Summary form only given. This study addresses T-stress effects on the locus of failure in adhesively bonded joints. Double cantilever beam (DCB) specimens were made using Al 6061-T6 adherends and DER 331 epoxy resin with rubber concentrations from 0% to 8%. In order to obtain different stress levels, specimens were loaded uniaxially to plastically deform the adherends. T-stress increased with the plastic deformation left in the specimen upon unloading. Under mode I loading, unstable or alternating crack propagation was seen when the T-stress in the specimen increased. After this stability transition occurred, failure occurred at or very close to the interfaces. However, the T-stress level where the stability transition occurred increased with adhesive rubber concentration.

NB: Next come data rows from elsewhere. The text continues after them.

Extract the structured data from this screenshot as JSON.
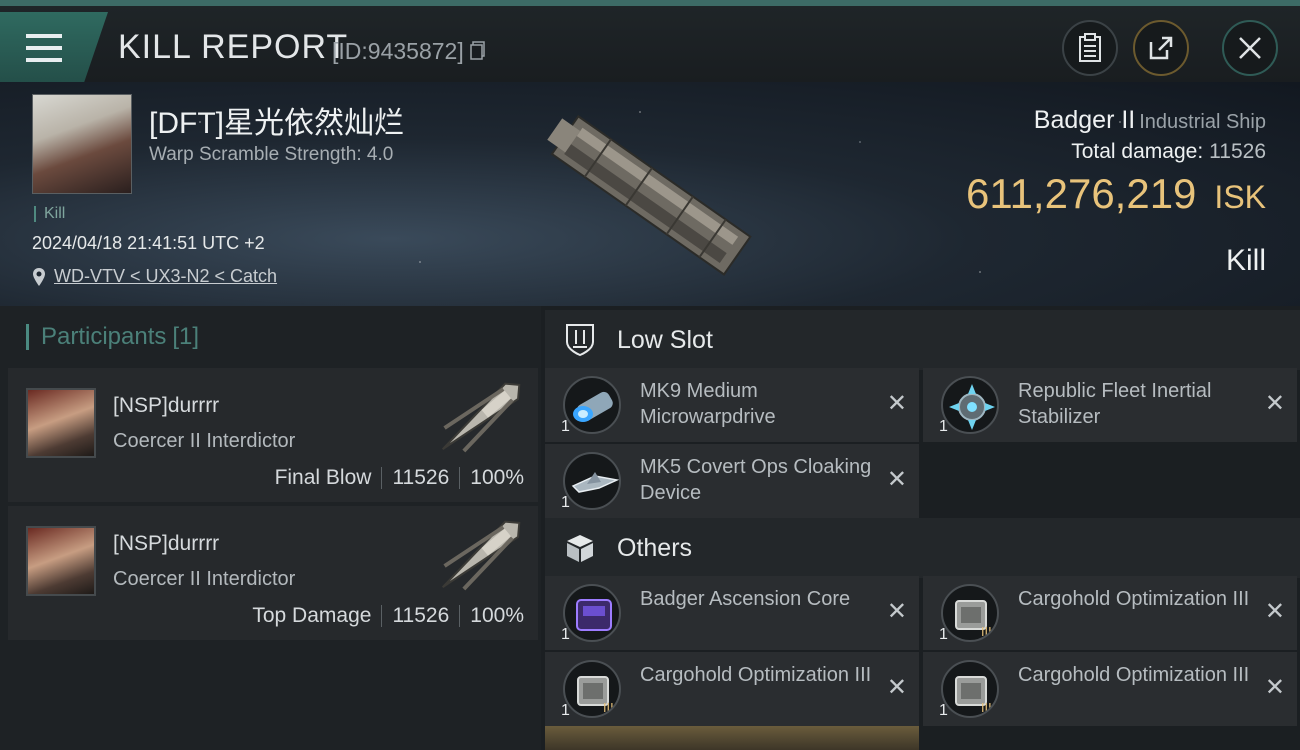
{
  "header": {
    "title": "KILL REPORT",
    "report_id": "[ID:9435872]"
  },
  "victim": {
    "name": "[DFT]星光依然灿烂",
    "warp_scramble": "Warp Scramble Strength: 4.0",
    "tag": "Kill",
    "time": "2024/04/18 21:41:51 UTC +2",
    "location": "WD-VTV < UX3-N2 < Catch"
  },
  "ship": {
    "name": "Badger II",
    "class": "Industrial Ship",
    "total_damage_label": "Total damage:",
    "total_damage": "11526",
    "isk_value": "611,276,219",
    "isk_unit": "ISK",
    "result": "Kill"
  },
  "participants": {
    "label": "Participants",
    "count": "[1]",
    "rows": [
      {
        "name": "[NSP]durrrr",
        "ship": "Coercer II Interdictor",
        "role": "Final Blow",
        "damage": "11526",
        "percent": "100%"
      },
      {
        "name": "[NSP]durrrr",
        "ship": "Coercer II Interdictor",
        "role": "Top Damage",
        "damage": "11526",
        "percent": "100%"
      }
    ]
  },
  "sections": {
    "low_slot": {
      "title": "Low Slot",
      "items": [
        {
          "name": "MK9 Medium Microwarpdrive",
          "qty": "1",
          "icon": "microwarpdrive-icon"
        },
        {
          "name": "Republic Fleet Inertial Stabilizer",
          "qty": "1",
          "icon": "inertial-stabilizer-icon"
        },
        {
          "name": "MK5 Covert Ops Cloaking Device",
          "qty": "1",
          "icon": "cloaking-device-icon"
        }
      ]
    },
    "others": {
      "title": "Others",
      "items": [
        {
          "name": "Badger Ascension Core",
          "qty": "1",
          "icon": "ascension-core-icon"
        },
        {
          "name": "Cargohold Optimization III",
          "qty": "1",
          "icon": "cargohold-optimization-icon"
        },
        {
          "name": "Cargohold Optimization III",
          "qty": "1",
          "icon": "cargohold-optimization-icon"
        },
        {
          "name": "Cargohold Optimization III",
          "qty": "1",
          "icon": "cargohold-optimization-icon"
        }
      ]
    }
  },
  "colors": {
    "accent_teal": "#3d6b66",
    "isk_gold": "#e8c37b"
  }
}
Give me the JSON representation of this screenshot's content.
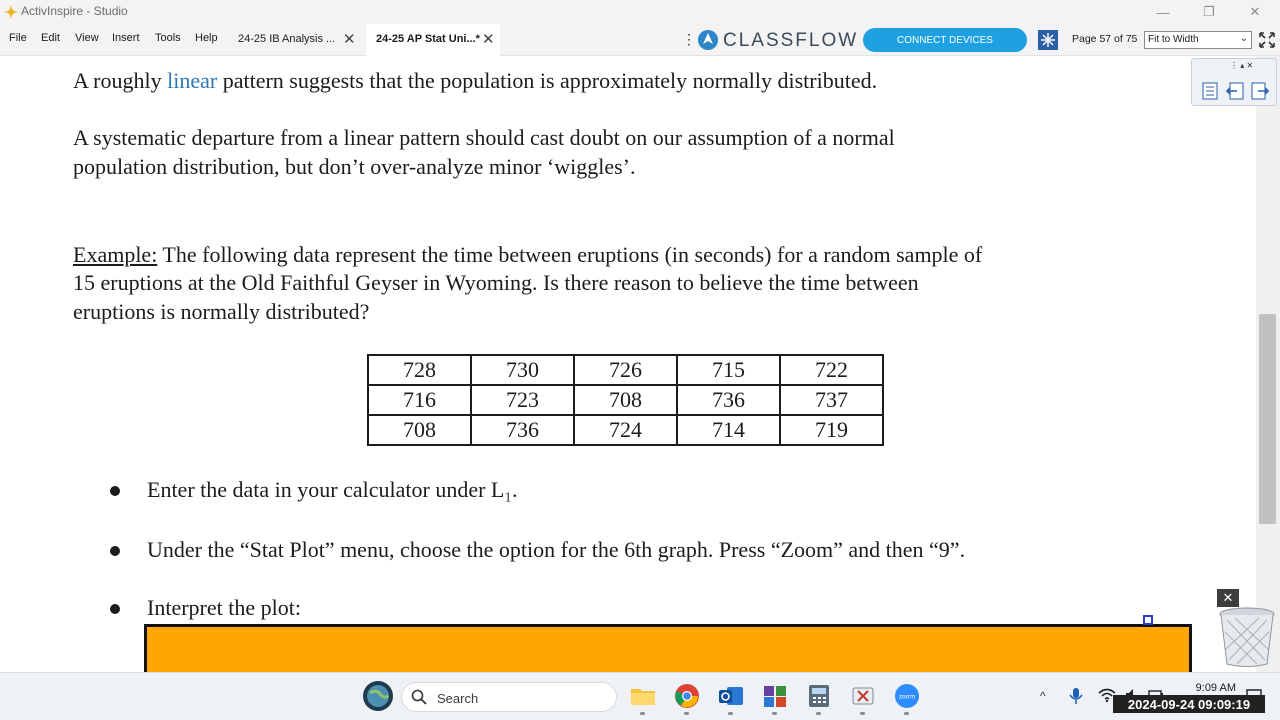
{
  "window": {
    "title": "ActivInspire - Studio",
    "minimize": "—",
    "restore": "❐",
    "close": "✕"
  },
  "menu": {
    "items": [
      "File",
      "Edit",
      "View",
      "Insert",
      "Tools",
      "Help"
    ]
  },
  "tabs": [
    {
      "label": "24-25 IB Analysis ...",
      "close": "✕"
    },
    {
      "label": "24-25 AP Stat Uni...*",
      "close": "✕"
    }
  ],
  "toolbar": {
    "kebab": "⋮",
    "classflow": "CLASSFLOW",
    "connect_label": "CONNECT DEVICES",
    "page_label": "Page 57 of 75",
    "zoom_value": "Fit to Width",
    "zoom_caret": "⌄"
  },
  "doc": {
    "line1_pre": "A roughly ",
    "line1_link": "linear",
    "line1_post": " pattern suggests that the population is approximately normally distributed.",
    "para2_line1": "A systematic departure from a linear pattern should cast doubt on our assumption of a normal",
    "para2_line2": "population distribution, but don’t over-analyze minor ‘wiggles’.",
    "example_label": "Example:",
    "example_line1": " The following data represent the time between eruptions (in seconds) for a random sample of",
    "example_line2": "15 eruptions at the Old Faithful Geyser in Wyoming.  Is there reason to believe the time between",
    "example_line3": "eruptions is normally distributed?",
    "table": [
      [
        "728",
        "730",
        "726",
        "715",
        "722"
      ],
      [
        "716",
        "723",
        "708",
        "736",
        "737"
      ],
      [
        "708",
        "736",
        "724",
        "714",
        "719"
      ]
    ],
    "bullet1": "Enter the data in your calculator under L₁.",
    "bullet2": "Under the “Stat Plot” menu, choose the option for the 6th graph.  Press “Zoom” and then “9”.",
    "bullet3": "Interpret the plot:"
  },
  "toolbox": {
    "top_controls": "⋮ ▴ ✕",
    "trash_close": "✕"
  },
  "taskbar": {
    "search_placeholder": "Search",
    "tray_chevron": "^",
    "clock_time": "9:09 AM",
    "timestamp": "2024-09-24 09:09:19"
  },
  "colors": {
    "connect_button": "#1da1e2",
    "answer_box": "#ffa600",
    "link": "#2d79b8"
  }
}
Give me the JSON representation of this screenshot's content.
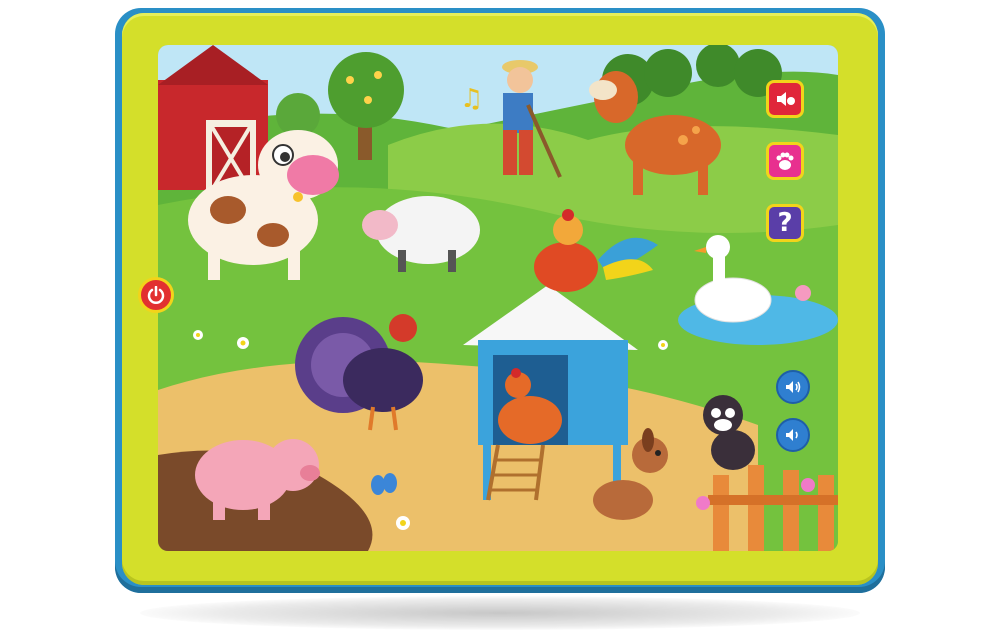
{
  "device": {
    "frame_color": "#d4df2a",
    "rim_color": "#2a8fc6"
  },
  "scene": {
    "description_icons": [
      "barn",
      "cow",
      "sheep",
      "farmer",
      "horse",
      "rooster",
      "turkey",
      "goose",
      "chicken-coop",
      "hen",
      "cat",
      "dog",
      "pig",
      "butterfly",
      "fence",
      "flowers"
    ]
  },
  "buttons": {
    "animal_sounds_icon": "speaker-bird-icon",
    "animals_icon": "paw-icon",
    "help_label": "?",
    "power_icon": "power-icon",
    "volume_up_icon": "volume-up-icon",
    "volume_down_icon": "volume-down-icon"
  },
  "colors": {
    "sound_button": "#e0263a",
    "paw_button": "#e8308f",
    "help_button": "#5a3ea8",
    "power_button": "#e23030",
    "volume_button": "#2f7fd0"
  },
  "music_note": "♫"
}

Post-failure XPS and SEM analysis showed that as rubber concentrations in the adhesive increased, failure tended to be more cohesive. FEA modeling using Franc2DI was conducted to predict crack propagation behavior. Results showed that when the crack is perturbed by an air bubble or flaw ahead of the crack tip, the crack continued to deviate from its original path if the T-stress was tensile. However, if the T-stress was compressive, a deviated crack would converge back to its original path. The convergence rate depended on the T-stress value. The FEA also predicted that under mode I loading, T-stress in specimens with thinner adherends was higher than that in specimens with thicker adherends, and failure tended to occur closer to the interfaces. This prediction was verified using DER 331 epoxy resin with 8.1% rubber and Al 6061-T6 adherends of varying thickness.